Джексон посягнул на мое. Причинил боль той, которую я считаю воплощением своей жизни. Он напрямую предоставляет угрозу той, которую я люблю настолько сильно, что уничтожу любого, кто обидит ее.

Любовь к Алисе питает меня, но она одновременно настолько мучительна.

Мы доехали до нужного места. Ехать пришлось около часа и это длинное время нервировало меня всю дорогу. За это время он мог сделать с Алисой все, что только захочет его извращенное желание.

Нужный автомобиль стоял возле загородного дома в два этажа.

— Осторожнее, преступник может быть вооружен, — проговорил Майкл, вытаскивая и заряжая свой пистолет.

Мы начали приближаться к дому. Тишины не требовалось, поскольку он уже наверняка увидел через окно пришедших непрошенных гостей. Я вышел вперед и выломал ногой входную дверь, выставляя вперед пистолет. Тут же раздался выстрел, и я словно от ударной волны свалился на террасу, схватившись за предплечье.
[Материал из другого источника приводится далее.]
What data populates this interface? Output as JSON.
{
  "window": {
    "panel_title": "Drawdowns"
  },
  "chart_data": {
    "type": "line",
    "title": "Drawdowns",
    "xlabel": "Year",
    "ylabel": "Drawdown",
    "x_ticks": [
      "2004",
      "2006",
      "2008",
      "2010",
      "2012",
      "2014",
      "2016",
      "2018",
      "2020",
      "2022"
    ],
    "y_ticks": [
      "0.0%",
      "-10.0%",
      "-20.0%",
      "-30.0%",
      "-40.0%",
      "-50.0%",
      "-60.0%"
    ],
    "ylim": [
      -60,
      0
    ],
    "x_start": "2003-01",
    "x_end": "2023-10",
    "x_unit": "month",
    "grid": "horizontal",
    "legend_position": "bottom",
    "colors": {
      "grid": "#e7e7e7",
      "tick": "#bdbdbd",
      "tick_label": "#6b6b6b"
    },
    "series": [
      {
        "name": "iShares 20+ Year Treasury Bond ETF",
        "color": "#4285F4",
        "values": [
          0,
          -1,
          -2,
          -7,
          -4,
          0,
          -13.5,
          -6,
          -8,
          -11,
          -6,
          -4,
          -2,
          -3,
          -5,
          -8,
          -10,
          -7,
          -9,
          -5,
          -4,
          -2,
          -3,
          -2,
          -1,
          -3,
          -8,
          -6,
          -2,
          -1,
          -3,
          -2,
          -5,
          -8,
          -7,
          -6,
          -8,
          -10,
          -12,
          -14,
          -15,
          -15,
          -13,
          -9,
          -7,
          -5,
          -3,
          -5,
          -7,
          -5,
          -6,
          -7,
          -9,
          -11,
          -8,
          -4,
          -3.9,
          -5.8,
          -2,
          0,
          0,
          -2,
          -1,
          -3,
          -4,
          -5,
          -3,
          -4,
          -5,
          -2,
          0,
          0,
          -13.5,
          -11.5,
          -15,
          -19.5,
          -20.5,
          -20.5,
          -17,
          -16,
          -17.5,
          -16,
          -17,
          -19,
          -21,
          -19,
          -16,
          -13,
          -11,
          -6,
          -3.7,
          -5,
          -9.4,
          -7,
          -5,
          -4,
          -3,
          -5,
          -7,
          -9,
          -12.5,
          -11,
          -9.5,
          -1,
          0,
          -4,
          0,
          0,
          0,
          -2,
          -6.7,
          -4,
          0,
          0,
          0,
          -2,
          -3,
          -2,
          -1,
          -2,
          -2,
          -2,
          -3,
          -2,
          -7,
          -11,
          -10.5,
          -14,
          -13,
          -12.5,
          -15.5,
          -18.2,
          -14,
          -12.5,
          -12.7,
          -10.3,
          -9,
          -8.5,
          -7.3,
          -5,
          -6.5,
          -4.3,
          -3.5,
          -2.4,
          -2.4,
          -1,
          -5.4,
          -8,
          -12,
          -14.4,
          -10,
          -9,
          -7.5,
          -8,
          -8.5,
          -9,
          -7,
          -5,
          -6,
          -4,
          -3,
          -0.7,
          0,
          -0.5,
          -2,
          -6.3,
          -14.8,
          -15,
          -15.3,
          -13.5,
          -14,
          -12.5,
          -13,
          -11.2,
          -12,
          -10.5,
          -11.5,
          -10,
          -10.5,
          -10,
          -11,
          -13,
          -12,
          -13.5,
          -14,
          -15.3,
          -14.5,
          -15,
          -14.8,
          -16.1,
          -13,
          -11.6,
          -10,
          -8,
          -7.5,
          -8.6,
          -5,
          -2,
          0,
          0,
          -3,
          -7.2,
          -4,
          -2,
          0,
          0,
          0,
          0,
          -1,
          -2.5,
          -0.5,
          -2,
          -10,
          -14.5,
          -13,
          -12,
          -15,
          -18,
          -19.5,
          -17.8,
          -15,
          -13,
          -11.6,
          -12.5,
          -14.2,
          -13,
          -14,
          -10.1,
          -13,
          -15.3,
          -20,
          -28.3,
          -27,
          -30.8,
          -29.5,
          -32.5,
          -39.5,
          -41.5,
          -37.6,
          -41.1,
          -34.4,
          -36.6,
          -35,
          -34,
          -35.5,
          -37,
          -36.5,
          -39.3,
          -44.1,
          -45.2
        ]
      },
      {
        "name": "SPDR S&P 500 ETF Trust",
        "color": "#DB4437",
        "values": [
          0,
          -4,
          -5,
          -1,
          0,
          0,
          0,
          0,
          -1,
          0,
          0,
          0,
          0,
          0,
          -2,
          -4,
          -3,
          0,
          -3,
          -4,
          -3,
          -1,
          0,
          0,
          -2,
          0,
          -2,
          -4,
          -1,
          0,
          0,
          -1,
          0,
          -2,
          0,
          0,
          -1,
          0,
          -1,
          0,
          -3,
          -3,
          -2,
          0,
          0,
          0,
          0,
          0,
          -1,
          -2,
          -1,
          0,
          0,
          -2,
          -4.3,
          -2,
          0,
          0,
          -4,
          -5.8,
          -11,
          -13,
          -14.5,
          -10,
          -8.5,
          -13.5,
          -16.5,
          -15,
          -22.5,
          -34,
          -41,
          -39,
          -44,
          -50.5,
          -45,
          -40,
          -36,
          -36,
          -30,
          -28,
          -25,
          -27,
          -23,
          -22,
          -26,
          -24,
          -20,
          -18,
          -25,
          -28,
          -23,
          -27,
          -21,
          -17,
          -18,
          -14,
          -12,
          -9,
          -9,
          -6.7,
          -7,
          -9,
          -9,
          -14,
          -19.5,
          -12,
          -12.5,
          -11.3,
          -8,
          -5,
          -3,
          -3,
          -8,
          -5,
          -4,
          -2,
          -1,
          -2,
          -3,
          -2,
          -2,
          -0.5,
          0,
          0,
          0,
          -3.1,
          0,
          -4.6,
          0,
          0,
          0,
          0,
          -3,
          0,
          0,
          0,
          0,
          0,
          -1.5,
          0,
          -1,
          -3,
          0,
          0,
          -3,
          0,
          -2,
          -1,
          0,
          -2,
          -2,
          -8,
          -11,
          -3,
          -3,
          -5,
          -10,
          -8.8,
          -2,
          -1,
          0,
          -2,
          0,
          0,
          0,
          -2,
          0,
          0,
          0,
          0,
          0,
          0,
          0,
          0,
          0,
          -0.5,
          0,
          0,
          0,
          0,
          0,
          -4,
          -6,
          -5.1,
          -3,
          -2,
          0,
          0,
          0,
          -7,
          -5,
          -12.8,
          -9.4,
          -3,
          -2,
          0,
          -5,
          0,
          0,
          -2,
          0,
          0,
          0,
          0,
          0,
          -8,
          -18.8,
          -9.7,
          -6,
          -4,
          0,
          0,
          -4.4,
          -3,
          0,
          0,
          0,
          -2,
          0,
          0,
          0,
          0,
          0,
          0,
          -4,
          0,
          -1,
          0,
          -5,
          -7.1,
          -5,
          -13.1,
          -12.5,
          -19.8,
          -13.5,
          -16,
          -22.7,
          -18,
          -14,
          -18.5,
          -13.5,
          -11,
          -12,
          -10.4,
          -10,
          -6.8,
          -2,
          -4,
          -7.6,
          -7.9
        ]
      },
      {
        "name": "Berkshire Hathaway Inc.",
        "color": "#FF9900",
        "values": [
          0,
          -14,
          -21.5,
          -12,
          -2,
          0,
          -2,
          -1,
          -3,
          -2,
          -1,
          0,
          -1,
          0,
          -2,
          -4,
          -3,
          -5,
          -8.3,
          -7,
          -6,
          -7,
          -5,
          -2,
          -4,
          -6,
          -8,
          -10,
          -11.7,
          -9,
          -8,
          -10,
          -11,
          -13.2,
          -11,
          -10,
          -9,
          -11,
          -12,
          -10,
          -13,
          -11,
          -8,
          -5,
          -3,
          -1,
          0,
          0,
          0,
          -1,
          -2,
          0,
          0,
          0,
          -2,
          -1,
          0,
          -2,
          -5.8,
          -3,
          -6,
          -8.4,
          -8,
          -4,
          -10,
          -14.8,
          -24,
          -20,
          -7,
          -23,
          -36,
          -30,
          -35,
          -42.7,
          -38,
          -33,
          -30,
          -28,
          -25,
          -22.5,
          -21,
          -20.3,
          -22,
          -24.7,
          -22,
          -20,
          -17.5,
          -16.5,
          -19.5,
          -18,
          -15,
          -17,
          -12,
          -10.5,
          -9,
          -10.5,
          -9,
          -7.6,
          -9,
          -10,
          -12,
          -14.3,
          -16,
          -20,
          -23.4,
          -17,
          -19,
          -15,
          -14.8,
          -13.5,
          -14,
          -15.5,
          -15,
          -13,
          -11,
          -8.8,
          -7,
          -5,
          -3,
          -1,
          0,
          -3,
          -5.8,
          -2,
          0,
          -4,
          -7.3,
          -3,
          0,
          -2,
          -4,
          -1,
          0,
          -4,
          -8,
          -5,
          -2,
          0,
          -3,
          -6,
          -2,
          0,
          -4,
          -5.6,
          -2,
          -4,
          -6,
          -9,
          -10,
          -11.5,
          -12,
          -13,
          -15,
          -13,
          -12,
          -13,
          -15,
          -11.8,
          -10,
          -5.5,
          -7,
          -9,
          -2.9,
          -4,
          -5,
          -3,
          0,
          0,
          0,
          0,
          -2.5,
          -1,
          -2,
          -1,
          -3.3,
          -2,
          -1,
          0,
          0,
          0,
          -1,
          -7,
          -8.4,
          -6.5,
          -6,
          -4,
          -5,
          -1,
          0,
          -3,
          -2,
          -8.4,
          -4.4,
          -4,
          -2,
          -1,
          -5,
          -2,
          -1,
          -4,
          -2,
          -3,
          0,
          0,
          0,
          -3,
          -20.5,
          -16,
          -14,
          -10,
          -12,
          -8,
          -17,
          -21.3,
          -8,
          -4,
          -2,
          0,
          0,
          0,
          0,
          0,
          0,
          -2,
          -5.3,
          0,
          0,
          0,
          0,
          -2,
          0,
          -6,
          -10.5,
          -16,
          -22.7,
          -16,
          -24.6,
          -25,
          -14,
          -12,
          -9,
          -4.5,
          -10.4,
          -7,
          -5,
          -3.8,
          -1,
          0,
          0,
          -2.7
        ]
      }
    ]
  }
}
— Тебя только и ждал, — со злобой проговорил мой враг и тут же скрылся в доме, когда посыпались выстрелы.

— Взять живым! — крикнул я в след вошедшим в дом офицерам.

Я зажмурился, когда новая болезненная пульсация охватила всю руку, что она онемела.

— Держись, друг, — проговорил Майкл.

Он оторвал рукав своей рубашки, после чего попытался снять с меня пальто. Я сжал челюсти, когда Майкл стянул рукав верхней одежды с моей простреленной руки.

Он осмотрел мою рану:

— Артерия не задета, а вот кость — не знаю, — после чего перевязал мою руку.

Я встал на ноги и пошатываясь вошел в дом. Раздался оглушительный выстрел, затем последовал крик Алисы, который охватил мое сердце тревогой.

— Алиса!

Я побежал на крик. Она находилась на втором этаже, а дверь, за которой Алиса находилась, окружили офицеры, выставив свои пистолеты.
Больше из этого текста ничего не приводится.